Basia Bulat’s New Album Was Co-Authored by Joshua Tree National Park

Singing about love.

 

Many musicians dream of a grand world tour, but the scale and challenges that come with the endeavour often make it near impossible. For now, folk singer-songwriter Basia Bulat is content to perform live streams from her studio apartment in Montreal, each one dedicated to a different cause and charity. The comments section full of greetings from Colombia, Australia, Hong Kong, Argentina, and elsewhere, makes it feel like she’s conducting a world tour of multiple locations simultaneously. “It’s been really beautiful to see these people from all around the world coming to my show at the same time. We can all hang out in the same room,” she says. “I can let people into my world a little bit here.” Tonight that room is her kitchen. Basia’s husband is from the Maritimes, and the concept of an East Coast kitchen party live stream of her new album Are You in Love? brings joy to her voice.

The album, her fifth, is a profoundly personal narrative that she wrote while coming to terms with two complex conflicting emotions: love and grief. Bulat was falling in love as she was writing, and at the same time she was grieving the loss of her father. “I knew I wanted to explore these ideas of compassion, and love, and forgiveness,” but the lyrics didn’t come that easily, she shares.
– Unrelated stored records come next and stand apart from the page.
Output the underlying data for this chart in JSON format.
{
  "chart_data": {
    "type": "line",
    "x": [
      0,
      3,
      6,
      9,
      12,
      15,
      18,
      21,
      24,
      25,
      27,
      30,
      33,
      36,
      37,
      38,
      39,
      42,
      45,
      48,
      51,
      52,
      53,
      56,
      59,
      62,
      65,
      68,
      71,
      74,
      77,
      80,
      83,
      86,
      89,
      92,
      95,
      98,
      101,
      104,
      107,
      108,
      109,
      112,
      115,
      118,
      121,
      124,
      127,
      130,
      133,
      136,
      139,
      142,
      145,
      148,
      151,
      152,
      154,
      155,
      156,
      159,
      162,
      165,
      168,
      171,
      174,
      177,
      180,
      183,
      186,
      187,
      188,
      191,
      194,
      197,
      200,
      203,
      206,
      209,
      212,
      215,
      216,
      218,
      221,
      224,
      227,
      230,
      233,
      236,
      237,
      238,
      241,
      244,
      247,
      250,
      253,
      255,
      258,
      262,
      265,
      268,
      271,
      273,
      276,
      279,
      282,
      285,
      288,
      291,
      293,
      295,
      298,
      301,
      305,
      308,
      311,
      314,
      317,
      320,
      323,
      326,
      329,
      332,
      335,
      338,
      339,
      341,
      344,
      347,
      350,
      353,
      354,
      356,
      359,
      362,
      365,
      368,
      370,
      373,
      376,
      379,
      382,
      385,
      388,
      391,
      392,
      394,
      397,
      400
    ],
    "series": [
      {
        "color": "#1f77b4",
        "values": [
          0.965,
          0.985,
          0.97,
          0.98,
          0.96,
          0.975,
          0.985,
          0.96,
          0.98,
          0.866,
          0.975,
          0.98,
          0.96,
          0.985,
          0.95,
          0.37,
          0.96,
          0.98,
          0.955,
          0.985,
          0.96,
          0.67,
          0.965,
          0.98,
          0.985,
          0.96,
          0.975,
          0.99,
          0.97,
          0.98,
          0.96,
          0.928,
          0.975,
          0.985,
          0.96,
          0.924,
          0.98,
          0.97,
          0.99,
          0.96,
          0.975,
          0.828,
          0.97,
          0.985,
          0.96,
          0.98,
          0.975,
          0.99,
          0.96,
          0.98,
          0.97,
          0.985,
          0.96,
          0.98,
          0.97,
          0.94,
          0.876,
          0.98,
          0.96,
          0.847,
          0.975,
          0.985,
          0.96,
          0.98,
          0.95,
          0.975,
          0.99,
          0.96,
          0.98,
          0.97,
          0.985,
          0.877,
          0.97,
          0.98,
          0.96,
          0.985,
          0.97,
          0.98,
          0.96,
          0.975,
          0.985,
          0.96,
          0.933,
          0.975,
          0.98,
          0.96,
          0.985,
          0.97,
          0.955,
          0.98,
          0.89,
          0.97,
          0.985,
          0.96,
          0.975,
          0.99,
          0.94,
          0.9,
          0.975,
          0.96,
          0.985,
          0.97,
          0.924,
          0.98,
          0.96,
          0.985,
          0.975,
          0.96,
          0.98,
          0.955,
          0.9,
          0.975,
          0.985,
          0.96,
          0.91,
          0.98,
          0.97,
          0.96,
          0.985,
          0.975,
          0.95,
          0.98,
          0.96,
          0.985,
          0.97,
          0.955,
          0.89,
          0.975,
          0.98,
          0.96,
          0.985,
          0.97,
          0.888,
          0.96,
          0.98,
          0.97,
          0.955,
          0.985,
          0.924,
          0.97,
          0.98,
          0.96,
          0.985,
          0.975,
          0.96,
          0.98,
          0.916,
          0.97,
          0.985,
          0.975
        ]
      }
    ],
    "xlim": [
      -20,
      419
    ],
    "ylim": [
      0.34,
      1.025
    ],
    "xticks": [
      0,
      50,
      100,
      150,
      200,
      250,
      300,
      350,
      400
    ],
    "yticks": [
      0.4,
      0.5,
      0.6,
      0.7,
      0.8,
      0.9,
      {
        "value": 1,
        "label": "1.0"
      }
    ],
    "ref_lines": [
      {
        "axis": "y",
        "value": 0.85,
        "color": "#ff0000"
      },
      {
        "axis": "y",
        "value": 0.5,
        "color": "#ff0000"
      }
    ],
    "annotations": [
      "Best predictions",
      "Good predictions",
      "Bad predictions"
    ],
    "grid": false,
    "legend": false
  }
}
It was the vast expanse of the desert in Joshua Tree National Park that gave her the vocabulary she needed to create the album. There, “I was able to give myself that space to go inside and listen really deeply,” she reveals. “I would use the landscape around me, and we would end up recording the wind, windstorms, and steps walking in the sand,” playing with it and mixing it through electronics to give it a whole new life.

Joshua Tree is a co-author of this album, according to Bulat—sonically the park is in the melodies, singing to her. “In a way, once I was singing along with the wind I could finally finish my lyrics. I kind of helped create this inner landscape that got me there.”

 

 

Over the years, Bulat has made a name for herself incorporating unusual instruments into her music, though she would never call an instrument odd. Bulat comes from a very musical family: her mother was a piano teacher and her brother played drums on her first three albums. She plays the autoharp, hammered dulcimer, and charango, as well as guitar and piano. “I just have the audacity to think I can learn how to play them,” she says.
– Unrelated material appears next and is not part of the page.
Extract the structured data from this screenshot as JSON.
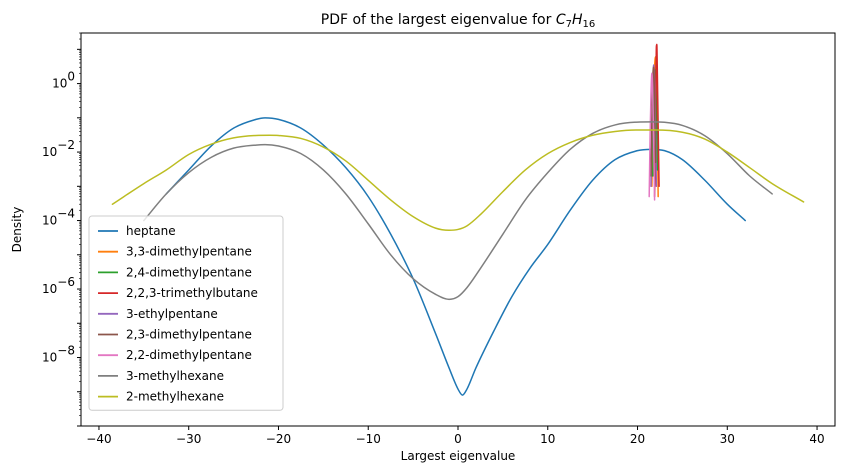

The addition of a small 1920s guitar with Nashville-style tuning influences the tone throughout the album. The brighter sound, coupled with the lyrical storytelling that takes its cues from country songwriting, creates an overall upbeat folk album, with depth waiting for those willing to take the time to hear it.
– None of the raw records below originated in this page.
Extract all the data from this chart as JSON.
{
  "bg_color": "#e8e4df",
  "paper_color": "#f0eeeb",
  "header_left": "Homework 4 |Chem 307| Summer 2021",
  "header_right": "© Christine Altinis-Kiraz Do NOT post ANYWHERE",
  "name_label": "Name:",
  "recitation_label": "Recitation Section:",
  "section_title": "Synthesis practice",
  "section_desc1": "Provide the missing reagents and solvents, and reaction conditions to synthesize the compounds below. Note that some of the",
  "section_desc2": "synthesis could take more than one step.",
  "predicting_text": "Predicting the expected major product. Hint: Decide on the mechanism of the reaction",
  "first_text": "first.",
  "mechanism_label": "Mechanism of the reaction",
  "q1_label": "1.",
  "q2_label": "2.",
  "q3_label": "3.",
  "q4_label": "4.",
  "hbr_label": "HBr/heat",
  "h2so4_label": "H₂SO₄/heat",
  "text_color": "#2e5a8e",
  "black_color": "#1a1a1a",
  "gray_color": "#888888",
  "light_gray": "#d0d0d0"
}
Bulat is consistently surprised by how much people hear in her albums,—they always hear more than she expects. “That’s actually the most fun part about putting out a record, is hearing everyone else’s interpretation of it and all these different worlds.” She describes it as resembling a prism: she can only see the side where the light enters, but everyone else can see the other side where the light exits in different colours.

It’s a strange time to be creating and releasing projects out into the world. Bulat’s tour for this album has had to be postponed, and there was very little ceremony heralding its release on Friday. But an unexpected new form of connection has arisen between Bulat and her listeners under the circumstances. “The main thing I was trying to do with this record was to sing about love and not be afraid of the clichés that come with that,” Bulat admits. “That is what is going to see us through the moment that we’re in. That’s the most important thing to hold on to.” And it seems to her that everyone listening to her music right now feels the same way. “I hope it can keep them company in an unsteady time. I hope that it can bring a little bit of light if they need it, and I hope that they can sing along.”